Ужасъ положенiя Ольги Сергѣевны заключался въ томъ, что никому, и менѣе всего мужу, могла она сказать все то, что передумала за эти страшные годы переоцѣнки цѣнностей. Кто пойметъ ее? Кругомъ — такое самолюбованiе! Кругомъ незыблемая увѣренность въ своей правотѣ, въ побѣдѣ. Ей становилось жутко. Сказать все то, что у нея накопилось на душѣ — ее сочтутъ за «лѣвую»… А нѣтъ!.. Только не это!!.. Нѣтъ, она не лѣвая… Отнюдь не лѣвая… Она болѣе «правая», чѣмъ всѣ они. Ей Престолъ и Отечество не пустые звуки… Какъ бы она ихъ защищала!.. Бога она не обвиняла. Она была слишкомъ умна и образована, чтобы мѣшать Господа въ свои людскiя дѣлишки и винить Его за свои лѣность, трусость и неграмотность. Нѣтъ, она опредѣленно обвиняла во всѣхъ и своихъ, и чужихъ несчастiяхъ тѣхъ, кому такъ много было дано и кто своего долга не исполнилъ. Она слушала, какъ при ней разсказывали о недостаткѣ патроновъ и оружiя. Она молча и нехорошо улыбалась. — «Зачѣмъ не берегли», — думала она. Она то видѣла, путешествуя по тыламъ, брошенныя винтовки, воткнутыя штыками въ землю и цѣлыя розсыпи патроновъ на оставленныхъ нами позицiяхъ. Она часто слышала, какъ восхищались «солдатикомъ», принесшимъ въ лазаретъ не брошенную винтовку, но она никогда не слыхала, чтобы обругали и тѣмъ болѣе наказали солдата, пришедшаго безъ оружiя и патроновъ. Кто же былъ виноватъ въ этой распущенности и послабленiяхъ?… Все они же!.. Начальники!.. А теперь?… Офицеры республиканцы… Офицеры революцiонеры… А вотъ изъ за нихъ — эта каторжная жизнь, эта работа въ Парижской конторѣ и выстукиванiе на маленькой стенографической машинкѣ никому ненужныхъ и совсѣмъ неинтересныхъ приказанiй и писемъ «патрона».

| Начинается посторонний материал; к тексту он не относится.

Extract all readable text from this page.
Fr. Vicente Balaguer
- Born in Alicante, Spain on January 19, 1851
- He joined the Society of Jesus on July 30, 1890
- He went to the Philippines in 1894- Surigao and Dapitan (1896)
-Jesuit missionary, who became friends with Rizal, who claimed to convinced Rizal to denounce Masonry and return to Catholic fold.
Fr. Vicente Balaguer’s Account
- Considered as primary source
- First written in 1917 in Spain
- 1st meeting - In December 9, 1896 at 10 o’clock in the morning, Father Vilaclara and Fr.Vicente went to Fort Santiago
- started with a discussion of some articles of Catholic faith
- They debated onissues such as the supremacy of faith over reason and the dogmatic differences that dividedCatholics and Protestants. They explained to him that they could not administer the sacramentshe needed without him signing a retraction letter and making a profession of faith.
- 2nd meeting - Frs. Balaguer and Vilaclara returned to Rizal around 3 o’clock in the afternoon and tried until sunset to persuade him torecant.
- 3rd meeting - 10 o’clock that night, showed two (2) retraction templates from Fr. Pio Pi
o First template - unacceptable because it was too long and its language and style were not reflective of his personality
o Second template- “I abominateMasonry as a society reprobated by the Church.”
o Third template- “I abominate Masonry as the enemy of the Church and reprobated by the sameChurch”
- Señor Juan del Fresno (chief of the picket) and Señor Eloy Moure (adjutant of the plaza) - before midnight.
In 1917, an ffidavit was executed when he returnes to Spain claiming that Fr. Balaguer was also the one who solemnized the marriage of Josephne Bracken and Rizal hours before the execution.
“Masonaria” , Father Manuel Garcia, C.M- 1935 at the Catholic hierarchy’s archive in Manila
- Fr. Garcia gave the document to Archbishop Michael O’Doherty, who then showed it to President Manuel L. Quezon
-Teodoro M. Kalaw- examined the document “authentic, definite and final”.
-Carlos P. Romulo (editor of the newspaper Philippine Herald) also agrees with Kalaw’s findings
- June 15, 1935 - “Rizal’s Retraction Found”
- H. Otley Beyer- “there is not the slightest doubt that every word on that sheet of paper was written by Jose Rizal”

Она пѣла въ церковномъ хорѣ Евлогiанской церкви. И она научилась компромиссу. Она пошла въ Евлогiанскую церковь потому, что тамъ регентъ былъ лучше и лучше оцѣнили ея голосъ. Она презирала себя за это, а вотъ все-таки не могла отказаться. Ей церковь давала такую отраду. Такъ радостно было придти въ нее въ воскресенье утромъ, когда еще никого нѣтъ, купить на три франка свѣчекъ и пойти ставить ихъ передъ иконами. Она гибко опускалась на колѣни, шептала съ дѣтства знакомыя молитвы, потомъ поднималась, и съ крѣпкою увѣренностью въ нужности того, что она дѣлаетъ, ставила свѣчи. Она смотрѣла на бумажныя иконы, на скромный иконостасъ — его она и другiя женщины колонiи сдѣлали своими руками — и ей казалось, что тутъ все таки есть правда, которая ушла изъ жизни. Она смущалась лишь однимъ — ей порою казалось, что и это ненастоящее, какъ вся ея жизнь стала ненастоящей. За свѣчнымъ ларемъ стоялъ отецъ дiаконъ. Онъ былъ коренастый, сѣдой, съ коротко остриженными волосами, похожiй въ узкомъ черномъ подрясникѣ на ксендза. Онъ прiятнымъ баскомъ подпѣвалъ ихъ маленькому хору. Но въ немъ не было того духовнаго, что привыкла она видѣть у дiаконовъ въ Россiи, и не могла она позабыть, что дiаконъ въ недавнемъ прошломъ — уланскiй ротмистръ и что у Сусликовыхъ онъ прекрасно подъ гитару поетъ цыганскiя пѣсни. И церковь и вся служба иногда вдругъ казались какими то призрачными, точно сонными видѣнiями. И тогда являлось сомнѣнiе въ существованiи Бога.